Results from the standard LSTM model are shown in
Figure 5. We can see that the model is efficient in comparing the prediction mean and the actual values. In fact, the error percentage measured as MAPE is less than 3%, as shown in
Table 3.
The January forecast obtained from the Bayesian LSTM model is shown for 50 timesteps in
Figure 6. We note that the uncertainty band is narrow due to this only being a measure of the model uncertainty and not including other sources of error such as noise.
Figure 7 shows the same prediction using quantile regression with the GBR model. As this method does not differentiate between sources of uncertainty but instead captures all types, we note that the prediction intervals are wider than those for the LSTM model.
Table 3 shows the RMSE and MAPE values for each model for the January 1999 testing set. The simple LSTM model shows high accuracy with a MAPE value of 2.3 percent. Introducing MC dropout to the neural network reduces the accuracy of the LSTM model by a small amount. GBR achieves similar accuracy or slightly better accuracy compared to the LSTM model, and as producing a prediction interval does not require any modifications to the main predictive model itself, there is no loss in performance. Overall, the performance of all three models is fairly similar, showing that uncertainty estimates can be obtained with minimal cost to accuracy.
3.5. Uncertainty Analysis
We perform some analysis for the obtained uncertainty values.
Figure 8 shows the frequency of the calculated uncertainty as a percentage of the actual load values in the prediction of January 1999 loads. We observe that the frequency decreases for higher percentage values of uncertainty and almost no uncertainty estimates rise above 10%. This behavior reflects the relatively high confidence and low error percentage of our forecasting model.

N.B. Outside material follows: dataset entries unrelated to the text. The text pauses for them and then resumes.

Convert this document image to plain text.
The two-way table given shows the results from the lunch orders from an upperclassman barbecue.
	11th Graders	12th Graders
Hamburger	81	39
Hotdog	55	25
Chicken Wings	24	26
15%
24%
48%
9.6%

Table 4 shows the correlation of the percentage uncertainty with the input features used in the prediction of January 1999 load, namely, the past half-hourly loads, the average daily temperatures, type of weekdays, and public holidays. From the figure, the uncertainty has a −0.05 correlation with the past half-hourly loads, a 0.03 correlation with average daily temperatures, and zero correlation with the type of weekdays or public holidays. We see that the model uncertainty is generally independent of the features used as it is a result of the model architecture.
4. Conclusions
With the fast development of machine learning algorithms and their extensive application, estimating model uncertainty has become a significant research area. We implemented and evaluated two methods in quantifying the uncertainty for two popular supervised learning algorithms. This work is one of the few that studies uncertainty for both RNN and tree based algorithms in the area of energy forecasting. An uncertainty measure is critical for applications such as designing reliable AI-enabled autonomous energy smart grids [
10]. In addition, uncertainty is also an important metric for energy production and distribution as it allows utility companies to assess the trustworthiness of forecasts before making decisions. Our results demonstrate the effectiveness of the learning techniques, LSTM and GBR, and the uncertainty evaluation methods, using the EUNITE electricity load dataset. Both methods are shown to provide accurate predictions.
There remains much to be investigated in the field of uncertainty estimation and its application to electricity forecasting. Although we only described methods to produce uncertainty estimates for two algorithms used in STELF, these methods can also be extended to other forecasting algorithms. Monte Carlo methods can be used to estimate the degree of uncertainty that can be attributed to the model parameters, by estimating the variance of the posterior. Quantile methods which aim to train separate models to predict upper and lower bounds can provide an overall estimate of the expected distribution. Both techniques provide useful estimates of the risk in real-world scenarios and easy computational implementations for AI-enabled autonomous smart grids.